琥珀の言葉に素直に頷けば、玄武姉ーと言いながら屋敷の奥へと戻っていった。
すぐに戻ってきた琥珀の手には、白い布地のついた笠を持っていた。
近くに行ったら被ったらいいと言われ、琥珀の片腕に抱き上げられると、そのまま屋根伝に市を目指してもらった。
屋敷から西市までは少し距離があるが、琥珀がかけてくれればあっという間だ。
移動中、他の人には強い風が吹いた位の感覚らしく、けして見つかることは無いらしい。
ただし、晴明様や私くらい鬼見の才が強ければ別らしい。

西市の近くの人気の無い路地に下ろしてもらうと、笠をかぶり琥珀と手をつなぐ。
今日は武官姿なので、お供の者のつもりなのだろう。
周りからどう見られているかわからないけど。
ただ、一つ言えるのは確実に女性陣が振り向くだろうなということ。
囲まれなければいいのだけど。
と、考えている内に市の入口に着いた。

「なにを見たいのです?」
「干し桃が欲しいの。後は琥珀の行きたいところに行きましょうか。」
「それならば、先に桃を見つけましょうか。」
「えぇ。
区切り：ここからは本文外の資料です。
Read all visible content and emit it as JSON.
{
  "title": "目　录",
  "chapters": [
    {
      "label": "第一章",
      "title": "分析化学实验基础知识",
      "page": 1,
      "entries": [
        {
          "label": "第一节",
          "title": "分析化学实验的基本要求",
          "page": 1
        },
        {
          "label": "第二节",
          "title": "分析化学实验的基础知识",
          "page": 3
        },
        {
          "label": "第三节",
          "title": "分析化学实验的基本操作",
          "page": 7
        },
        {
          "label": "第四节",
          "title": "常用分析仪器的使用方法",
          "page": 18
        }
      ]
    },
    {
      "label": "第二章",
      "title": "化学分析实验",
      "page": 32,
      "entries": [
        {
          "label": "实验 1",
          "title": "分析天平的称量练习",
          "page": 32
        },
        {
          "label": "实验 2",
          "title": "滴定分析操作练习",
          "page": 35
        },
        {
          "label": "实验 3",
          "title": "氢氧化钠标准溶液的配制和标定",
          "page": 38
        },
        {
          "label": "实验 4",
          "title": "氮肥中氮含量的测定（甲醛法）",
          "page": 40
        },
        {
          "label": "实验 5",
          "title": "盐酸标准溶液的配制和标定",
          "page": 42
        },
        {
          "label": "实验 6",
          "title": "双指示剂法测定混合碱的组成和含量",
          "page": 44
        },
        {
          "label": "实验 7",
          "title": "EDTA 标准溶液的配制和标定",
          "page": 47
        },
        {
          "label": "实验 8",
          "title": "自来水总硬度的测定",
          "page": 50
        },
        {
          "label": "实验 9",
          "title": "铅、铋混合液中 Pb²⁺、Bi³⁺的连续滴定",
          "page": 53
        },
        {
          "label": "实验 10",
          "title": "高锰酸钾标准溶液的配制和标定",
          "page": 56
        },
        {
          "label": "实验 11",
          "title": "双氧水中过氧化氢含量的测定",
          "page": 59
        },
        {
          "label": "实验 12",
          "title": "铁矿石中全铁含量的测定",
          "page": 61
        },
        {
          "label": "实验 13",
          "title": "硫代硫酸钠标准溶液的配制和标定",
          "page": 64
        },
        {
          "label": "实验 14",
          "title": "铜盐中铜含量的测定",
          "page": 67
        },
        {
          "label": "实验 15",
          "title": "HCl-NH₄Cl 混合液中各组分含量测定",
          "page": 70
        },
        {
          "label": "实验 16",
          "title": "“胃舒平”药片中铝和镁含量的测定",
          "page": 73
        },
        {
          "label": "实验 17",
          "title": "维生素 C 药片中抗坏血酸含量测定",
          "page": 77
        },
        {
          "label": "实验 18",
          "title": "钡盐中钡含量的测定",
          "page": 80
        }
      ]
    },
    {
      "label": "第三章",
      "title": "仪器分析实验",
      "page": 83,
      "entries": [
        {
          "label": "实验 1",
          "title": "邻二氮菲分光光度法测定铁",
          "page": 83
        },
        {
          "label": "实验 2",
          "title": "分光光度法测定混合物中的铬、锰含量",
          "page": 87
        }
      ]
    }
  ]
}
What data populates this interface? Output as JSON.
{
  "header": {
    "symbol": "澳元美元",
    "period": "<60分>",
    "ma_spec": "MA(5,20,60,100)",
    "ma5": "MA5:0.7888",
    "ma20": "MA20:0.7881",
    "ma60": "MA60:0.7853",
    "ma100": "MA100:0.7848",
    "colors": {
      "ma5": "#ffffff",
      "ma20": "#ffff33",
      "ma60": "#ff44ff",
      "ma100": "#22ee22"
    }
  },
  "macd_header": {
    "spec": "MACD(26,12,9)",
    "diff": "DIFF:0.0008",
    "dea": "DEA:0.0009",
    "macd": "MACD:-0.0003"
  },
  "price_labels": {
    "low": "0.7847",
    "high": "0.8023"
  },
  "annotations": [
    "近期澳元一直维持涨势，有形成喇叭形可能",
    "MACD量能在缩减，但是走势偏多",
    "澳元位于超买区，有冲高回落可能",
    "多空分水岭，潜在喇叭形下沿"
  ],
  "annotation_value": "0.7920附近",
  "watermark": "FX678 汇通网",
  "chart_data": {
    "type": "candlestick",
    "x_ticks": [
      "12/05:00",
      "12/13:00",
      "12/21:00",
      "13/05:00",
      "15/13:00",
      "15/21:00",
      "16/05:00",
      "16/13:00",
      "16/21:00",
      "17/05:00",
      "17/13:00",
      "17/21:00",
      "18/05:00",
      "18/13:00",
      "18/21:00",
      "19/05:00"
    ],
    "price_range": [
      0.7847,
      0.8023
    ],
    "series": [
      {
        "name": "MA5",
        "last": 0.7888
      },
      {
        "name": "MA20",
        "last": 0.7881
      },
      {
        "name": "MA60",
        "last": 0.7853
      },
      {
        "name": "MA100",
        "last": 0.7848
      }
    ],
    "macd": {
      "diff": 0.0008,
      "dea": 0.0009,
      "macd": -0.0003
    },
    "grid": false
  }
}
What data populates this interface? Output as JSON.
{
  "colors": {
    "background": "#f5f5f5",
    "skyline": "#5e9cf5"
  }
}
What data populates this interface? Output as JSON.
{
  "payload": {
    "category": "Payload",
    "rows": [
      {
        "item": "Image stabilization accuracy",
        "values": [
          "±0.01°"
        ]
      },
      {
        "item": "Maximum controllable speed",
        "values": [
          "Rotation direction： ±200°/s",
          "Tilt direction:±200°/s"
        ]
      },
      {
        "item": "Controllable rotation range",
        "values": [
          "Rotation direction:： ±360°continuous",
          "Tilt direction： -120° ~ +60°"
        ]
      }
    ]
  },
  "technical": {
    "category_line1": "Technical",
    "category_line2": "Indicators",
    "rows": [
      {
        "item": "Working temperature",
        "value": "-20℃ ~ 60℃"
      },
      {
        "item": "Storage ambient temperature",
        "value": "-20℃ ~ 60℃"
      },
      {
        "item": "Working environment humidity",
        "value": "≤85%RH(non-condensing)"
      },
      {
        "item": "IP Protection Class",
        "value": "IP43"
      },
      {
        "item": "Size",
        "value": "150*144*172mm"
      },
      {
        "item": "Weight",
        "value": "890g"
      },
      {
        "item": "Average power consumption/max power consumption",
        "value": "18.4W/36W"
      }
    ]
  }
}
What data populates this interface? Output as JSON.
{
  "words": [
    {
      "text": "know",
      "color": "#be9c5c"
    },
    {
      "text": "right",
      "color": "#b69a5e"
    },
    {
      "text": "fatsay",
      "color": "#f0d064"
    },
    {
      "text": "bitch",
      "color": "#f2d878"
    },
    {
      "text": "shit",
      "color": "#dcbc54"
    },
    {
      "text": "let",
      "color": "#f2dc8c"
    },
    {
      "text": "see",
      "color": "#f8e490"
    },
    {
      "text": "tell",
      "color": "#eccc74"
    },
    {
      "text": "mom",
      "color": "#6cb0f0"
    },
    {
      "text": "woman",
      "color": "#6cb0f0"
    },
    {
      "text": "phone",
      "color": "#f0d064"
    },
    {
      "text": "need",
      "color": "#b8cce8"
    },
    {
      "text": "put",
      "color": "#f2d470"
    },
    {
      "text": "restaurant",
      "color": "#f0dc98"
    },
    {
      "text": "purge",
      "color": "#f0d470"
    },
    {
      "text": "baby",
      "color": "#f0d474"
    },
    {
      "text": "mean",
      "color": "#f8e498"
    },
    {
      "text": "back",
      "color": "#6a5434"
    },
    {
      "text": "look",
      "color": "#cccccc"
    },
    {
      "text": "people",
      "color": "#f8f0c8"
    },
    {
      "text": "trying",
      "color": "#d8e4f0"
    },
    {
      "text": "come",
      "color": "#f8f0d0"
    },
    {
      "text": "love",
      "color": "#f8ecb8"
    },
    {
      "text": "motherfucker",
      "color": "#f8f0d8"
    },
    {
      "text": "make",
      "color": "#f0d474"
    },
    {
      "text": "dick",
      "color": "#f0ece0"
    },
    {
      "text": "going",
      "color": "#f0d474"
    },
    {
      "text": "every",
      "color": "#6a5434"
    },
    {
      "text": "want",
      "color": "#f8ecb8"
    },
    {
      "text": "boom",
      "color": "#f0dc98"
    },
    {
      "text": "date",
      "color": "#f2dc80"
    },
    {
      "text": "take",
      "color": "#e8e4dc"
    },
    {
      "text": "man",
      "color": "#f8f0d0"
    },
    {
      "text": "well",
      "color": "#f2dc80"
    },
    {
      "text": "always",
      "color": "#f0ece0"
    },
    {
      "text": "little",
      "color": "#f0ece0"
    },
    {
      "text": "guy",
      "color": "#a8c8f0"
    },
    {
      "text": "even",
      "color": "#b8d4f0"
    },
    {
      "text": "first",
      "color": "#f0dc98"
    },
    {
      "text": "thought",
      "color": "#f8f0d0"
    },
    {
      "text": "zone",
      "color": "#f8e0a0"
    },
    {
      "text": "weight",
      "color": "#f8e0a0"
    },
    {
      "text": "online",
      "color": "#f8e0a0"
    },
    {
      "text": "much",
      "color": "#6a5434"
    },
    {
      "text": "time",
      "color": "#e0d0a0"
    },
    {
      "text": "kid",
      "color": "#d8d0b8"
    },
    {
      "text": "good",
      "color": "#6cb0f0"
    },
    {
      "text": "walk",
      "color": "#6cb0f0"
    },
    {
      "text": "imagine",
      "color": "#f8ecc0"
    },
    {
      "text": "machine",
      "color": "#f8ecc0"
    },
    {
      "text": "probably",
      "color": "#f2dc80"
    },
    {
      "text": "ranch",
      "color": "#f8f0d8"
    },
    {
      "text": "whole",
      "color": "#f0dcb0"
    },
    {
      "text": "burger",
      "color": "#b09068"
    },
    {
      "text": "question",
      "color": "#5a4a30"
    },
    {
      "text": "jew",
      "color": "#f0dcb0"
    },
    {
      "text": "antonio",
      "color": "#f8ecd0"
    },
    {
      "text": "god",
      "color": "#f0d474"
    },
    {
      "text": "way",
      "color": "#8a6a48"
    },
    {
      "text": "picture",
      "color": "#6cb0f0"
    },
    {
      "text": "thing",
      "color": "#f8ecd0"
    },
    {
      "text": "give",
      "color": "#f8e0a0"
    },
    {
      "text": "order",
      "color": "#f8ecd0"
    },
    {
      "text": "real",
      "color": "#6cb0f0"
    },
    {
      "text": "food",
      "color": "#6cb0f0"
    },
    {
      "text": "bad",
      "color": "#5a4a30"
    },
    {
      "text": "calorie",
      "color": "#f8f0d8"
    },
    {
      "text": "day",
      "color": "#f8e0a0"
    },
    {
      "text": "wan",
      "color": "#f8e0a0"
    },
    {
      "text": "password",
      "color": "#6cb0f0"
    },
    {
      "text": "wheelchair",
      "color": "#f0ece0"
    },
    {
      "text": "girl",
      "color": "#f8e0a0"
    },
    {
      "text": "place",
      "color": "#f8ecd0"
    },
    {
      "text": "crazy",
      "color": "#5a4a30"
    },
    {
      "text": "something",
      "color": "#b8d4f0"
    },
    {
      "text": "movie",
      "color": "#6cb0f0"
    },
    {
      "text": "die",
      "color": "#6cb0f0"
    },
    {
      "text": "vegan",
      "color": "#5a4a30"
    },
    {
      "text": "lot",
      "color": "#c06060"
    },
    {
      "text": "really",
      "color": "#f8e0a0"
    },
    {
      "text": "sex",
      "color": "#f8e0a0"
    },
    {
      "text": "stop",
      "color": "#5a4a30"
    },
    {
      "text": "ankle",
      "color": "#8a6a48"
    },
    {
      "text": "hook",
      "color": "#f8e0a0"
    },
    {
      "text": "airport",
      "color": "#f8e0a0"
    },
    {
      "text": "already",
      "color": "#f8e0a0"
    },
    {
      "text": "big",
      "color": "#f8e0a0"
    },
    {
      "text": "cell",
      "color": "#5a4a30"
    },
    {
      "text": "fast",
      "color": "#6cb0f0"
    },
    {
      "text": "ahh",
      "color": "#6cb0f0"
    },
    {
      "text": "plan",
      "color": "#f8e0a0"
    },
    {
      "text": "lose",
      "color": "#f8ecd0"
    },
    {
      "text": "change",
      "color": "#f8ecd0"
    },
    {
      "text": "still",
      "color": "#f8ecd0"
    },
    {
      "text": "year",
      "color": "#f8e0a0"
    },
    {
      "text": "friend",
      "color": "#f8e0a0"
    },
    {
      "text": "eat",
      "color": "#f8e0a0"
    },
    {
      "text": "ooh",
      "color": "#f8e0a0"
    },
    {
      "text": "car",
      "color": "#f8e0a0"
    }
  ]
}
」

一応お姫様と護衛武官を装った会話をする。
そのまま市の中を歩き出せば、いろいろな店先に立つ女性人に声をかけられる。
うん、予想通り。
離れる訳ではなく、しっかりと手をつないだままお店の人たちと話す琥珀は楽しいそうだなと、隣から見ていた。
元々琥珀は社交的で、良く周りには人だかりが出来ていたことを思い出す。
もう少し自由に動き回ってもらってもいいのだけれどな。
と思うのは、本音なのだが私の周りにいる神将達は基本私から離れる事を嫌う。
理由は分からないけれど、理由がなければ離れるという選択肢はないくらいにべったりだ。
おかげで、さみしい思いはしないのだがそれでいいのかと思ってしまったりする。
琥珀と朱桜は生まれた時から一緒だから、今更離れられても逆に私がさみしいんだろうな、と思うのでこのままでいいかという結論に至った。

「姫、この桃はいかがでしょうか?」

琥珀が見せた干し桃に視線をやれば、いい状態だ。
ちらりと、店先を見れば他にもいくつかいい桃がある。

「これと、あれとあそこの二つ。まとめっていただいて頂戴。」
「かしこまりました。」

笑を浮かべた琥珀は、そのまま店主に代金を払い私が指定した干し桃を買ってきてくれた。
周りの視線が気になる所だけど、気にせず散策を続ける事にした。